Iran has “doubled down on the strategic importance of missile systems that can threaten U.S. forces and allies.”
By JNS.org
Iran is increasing the size, reach and accuracy of its ballistic-missile arsenal, the Washington Institute for Near East Policy think tank warned in a report.
The report, published by associate fellow Farzin Nadimi, and released this week, said “Tehran has doubled down on the strategic importance of missile systems that can threaten U.S. forces and allies, even as its defensive justifications for such an arsenal ring more hollow than ever.”
According to the report, Tehran has shown no sign of slowing down its missile development program, “which it deems essential to security goals such as threatening Israel’s existence, holding U.S. regional bases at risk, empowering foreign proxies and deterring internal or external attacks against regime centers of gravity (e.g., nuclear and military industries).”

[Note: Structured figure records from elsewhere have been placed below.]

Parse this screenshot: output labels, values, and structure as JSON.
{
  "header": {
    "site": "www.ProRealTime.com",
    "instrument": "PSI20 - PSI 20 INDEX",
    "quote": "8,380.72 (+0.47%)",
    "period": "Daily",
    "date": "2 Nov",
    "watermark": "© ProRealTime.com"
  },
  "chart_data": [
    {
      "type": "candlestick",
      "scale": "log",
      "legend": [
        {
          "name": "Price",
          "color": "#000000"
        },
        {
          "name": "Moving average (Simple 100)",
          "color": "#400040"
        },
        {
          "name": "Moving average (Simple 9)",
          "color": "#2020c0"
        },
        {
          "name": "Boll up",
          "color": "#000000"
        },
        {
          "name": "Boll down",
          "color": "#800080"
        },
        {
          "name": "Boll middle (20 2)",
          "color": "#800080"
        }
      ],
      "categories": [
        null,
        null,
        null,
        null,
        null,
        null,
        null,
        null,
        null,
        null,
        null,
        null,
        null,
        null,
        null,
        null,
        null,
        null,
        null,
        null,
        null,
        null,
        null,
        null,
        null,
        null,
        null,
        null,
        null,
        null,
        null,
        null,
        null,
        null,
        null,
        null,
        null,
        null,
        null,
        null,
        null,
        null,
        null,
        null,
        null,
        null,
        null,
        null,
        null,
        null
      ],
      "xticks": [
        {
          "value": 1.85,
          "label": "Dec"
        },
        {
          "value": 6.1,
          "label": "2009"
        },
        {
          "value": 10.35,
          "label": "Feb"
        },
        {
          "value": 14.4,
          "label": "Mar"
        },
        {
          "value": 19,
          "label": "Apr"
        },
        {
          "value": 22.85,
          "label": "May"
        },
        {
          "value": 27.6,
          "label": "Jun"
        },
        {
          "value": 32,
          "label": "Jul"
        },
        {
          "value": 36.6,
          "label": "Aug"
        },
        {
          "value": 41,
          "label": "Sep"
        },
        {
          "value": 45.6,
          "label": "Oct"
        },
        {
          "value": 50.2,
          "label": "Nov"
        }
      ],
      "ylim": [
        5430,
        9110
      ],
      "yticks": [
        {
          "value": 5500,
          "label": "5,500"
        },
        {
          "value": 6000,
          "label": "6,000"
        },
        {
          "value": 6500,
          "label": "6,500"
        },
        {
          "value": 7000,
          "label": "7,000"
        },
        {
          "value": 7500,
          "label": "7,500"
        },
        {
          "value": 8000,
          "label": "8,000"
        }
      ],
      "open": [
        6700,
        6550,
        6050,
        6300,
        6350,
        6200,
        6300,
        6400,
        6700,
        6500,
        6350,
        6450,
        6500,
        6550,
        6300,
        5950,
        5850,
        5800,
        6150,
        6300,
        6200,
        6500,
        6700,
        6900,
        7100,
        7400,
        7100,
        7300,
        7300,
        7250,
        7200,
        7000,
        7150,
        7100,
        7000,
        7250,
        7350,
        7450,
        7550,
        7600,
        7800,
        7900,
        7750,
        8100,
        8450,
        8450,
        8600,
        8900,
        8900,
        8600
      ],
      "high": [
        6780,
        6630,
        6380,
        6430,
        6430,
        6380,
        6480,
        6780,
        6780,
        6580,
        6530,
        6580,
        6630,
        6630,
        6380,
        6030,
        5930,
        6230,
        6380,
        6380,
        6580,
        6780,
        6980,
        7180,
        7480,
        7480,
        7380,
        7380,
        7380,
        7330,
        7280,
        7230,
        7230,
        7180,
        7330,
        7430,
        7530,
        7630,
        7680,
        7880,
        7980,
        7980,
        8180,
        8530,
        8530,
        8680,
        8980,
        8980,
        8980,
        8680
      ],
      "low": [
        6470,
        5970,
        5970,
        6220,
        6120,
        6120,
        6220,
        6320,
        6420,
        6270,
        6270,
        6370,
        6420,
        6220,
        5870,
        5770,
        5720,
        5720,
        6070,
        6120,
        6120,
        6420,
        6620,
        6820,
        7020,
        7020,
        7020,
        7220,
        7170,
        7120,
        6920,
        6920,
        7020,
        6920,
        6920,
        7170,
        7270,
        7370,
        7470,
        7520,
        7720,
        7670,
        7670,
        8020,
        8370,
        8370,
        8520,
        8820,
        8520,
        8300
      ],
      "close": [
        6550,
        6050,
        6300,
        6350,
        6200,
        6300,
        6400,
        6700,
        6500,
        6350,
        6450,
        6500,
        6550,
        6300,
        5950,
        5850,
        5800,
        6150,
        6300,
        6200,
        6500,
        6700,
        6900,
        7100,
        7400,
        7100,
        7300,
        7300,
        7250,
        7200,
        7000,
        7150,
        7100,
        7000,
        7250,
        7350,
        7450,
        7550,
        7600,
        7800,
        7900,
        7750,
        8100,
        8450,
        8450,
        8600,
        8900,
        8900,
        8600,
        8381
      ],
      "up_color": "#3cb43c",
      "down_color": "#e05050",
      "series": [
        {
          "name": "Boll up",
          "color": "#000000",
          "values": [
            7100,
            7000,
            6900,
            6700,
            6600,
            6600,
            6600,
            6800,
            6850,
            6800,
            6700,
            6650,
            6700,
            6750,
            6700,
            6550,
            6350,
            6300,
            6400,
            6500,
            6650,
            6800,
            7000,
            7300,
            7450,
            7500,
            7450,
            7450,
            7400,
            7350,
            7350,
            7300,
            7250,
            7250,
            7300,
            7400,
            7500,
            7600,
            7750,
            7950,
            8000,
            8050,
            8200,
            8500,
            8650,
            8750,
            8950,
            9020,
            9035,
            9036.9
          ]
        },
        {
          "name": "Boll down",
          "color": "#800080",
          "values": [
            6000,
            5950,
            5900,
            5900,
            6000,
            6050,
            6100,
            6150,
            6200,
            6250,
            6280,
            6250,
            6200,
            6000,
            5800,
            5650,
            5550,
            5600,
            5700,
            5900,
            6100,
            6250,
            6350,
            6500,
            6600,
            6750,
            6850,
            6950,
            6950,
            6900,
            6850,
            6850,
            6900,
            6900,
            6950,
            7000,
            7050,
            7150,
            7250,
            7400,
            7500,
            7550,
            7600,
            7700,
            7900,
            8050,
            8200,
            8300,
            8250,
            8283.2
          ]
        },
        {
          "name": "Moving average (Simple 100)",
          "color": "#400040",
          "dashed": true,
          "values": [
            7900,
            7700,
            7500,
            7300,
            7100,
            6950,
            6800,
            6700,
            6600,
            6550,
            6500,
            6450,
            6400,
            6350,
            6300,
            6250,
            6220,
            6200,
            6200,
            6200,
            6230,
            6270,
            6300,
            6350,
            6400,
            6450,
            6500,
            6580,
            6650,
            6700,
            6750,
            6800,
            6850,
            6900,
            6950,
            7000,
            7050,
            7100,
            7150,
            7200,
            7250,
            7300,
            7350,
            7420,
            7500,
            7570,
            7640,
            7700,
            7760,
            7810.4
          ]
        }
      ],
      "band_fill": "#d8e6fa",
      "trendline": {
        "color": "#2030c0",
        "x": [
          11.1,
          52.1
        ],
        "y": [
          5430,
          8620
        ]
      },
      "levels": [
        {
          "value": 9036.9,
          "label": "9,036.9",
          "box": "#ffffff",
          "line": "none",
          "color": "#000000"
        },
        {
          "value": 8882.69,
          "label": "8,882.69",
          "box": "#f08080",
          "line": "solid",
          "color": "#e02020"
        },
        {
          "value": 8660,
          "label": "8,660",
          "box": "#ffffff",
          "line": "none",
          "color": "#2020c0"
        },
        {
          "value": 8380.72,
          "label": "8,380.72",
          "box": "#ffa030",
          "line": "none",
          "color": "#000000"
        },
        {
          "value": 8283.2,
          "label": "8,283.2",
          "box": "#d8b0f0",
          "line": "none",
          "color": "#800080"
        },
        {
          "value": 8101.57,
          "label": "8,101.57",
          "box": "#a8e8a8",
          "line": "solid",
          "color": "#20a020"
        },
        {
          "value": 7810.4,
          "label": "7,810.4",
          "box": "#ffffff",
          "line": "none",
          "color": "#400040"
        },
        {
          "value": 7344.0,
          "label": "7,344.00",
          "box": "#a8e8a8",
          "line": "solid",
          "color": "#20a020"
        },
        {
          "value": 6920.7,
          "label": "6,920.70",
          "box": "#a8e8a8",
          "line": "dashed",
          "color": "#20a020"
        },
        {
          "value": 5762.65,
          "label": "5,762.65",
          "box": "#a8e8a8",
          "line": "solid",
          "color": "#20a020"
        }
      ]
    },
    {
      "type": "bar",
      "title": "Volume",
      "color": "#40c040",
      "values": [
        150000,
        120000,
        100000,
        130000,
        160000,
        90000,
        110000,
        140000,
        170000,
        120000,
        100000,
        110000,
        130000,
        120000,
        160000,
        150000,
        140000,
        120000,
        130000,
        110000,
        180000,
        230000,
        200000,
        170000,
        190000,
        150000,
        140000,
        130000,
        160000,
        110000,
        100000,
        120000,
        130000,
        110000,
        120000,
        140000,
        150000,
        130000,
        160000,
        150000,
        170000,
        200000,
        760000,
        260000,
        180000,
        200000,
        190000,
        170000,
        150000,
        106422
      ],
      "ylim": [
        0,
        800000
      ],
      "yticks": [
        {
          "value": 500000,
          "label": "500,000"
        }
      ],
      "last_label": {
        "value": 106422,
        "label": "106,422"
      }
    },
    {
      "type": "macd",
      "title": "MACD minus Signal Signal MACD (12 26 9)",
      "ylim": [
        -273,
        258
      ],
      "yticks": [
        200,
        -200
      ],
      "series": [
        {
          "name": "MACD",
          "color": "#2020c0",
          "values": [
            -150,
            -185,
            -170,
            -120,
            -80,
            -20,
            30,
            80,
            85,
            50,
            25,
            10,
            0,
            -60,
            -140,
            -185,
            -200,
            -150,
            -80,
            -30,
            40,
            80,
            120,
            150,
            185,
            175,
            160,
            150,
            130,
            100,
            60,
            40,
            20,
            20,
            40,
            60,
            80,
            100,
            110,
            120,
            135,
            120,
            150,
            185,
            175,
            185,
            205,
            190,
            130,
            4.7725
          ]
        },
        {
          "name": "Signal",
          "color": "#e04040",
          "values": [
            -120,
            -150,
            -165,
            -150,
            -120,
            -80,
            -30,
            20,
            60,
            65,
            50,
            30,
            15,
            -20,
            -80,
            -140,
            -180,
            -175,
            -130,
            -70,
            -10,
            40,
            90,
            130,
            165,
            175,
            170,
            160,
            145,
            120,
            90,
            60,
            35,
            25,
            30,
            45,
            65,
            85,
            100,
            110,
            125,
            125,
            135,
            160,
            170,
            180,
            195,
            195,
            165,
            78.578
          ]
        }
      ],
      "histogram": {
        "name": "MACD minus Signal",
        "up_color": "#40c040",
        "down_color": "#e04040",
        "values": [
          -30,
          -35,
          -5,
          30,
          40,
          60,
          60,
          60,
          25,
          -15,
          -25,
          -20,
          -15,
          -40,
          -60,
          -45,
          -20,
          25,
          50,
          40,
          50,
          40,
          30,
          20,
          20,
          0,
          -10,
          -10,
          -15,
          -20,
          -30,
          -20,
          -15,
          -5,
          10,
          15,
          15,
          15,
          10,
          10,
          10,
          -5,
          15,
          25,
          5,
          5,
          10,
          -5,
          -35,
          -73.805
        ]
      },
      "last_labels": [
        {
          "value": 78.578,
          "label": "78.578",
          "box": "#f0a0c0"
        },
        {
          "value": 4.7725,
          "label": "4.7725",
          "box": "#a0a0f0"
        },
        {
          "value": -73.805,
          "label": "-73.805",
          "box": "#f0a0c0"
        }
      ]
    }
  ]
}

Iranian President Ebrahim Raisi’s first budget request submitted to parliament on Dec. 12 has called for the equivalent of 210 million euros (almost $240 million) for ballistic-missile projects under the name of the late missile chief of Iran’s Islamic Revolutionary Guard Corps Hassan Tehrani Moghaddam, who was killed in a blast at a military facility near Tehran in 2011.
Other unspecified portions of the expanded defense budget will also be devoted to the missile sector, according to the report.
“All of these commitments build on the aerospace road map Iran ratified in 2013, which called for continuing missile development to deter threats and launch satellites,” it stated.
Since 2015, Iran unveiled 10 new ballistic missiles and three new satellite launch vehicles, as well as several new transport and launch systems, added the report.
“It has also revealed the existence of multiple underground missile complexes or so-called ‘missile cities’ ” since 2015, according to the report, which said that “currently, almost every province is believed to have at least one deeply buried ballistic-missile storage and launch site with satellite imagery showing numerous construction and expansion projects across the country, mainly oriented towards the south and southwest.”
One new capability, which was demonstrated first in 2020, features an automated launch system that can position up to five fully fueled ballistic-missile systems on an underground railcar “for sequential ripple-fire launch through a single vertical shaft,” it said, adding that another system for Iran’s smaller solid-fuel missiles employs buried fixed-launch canisters.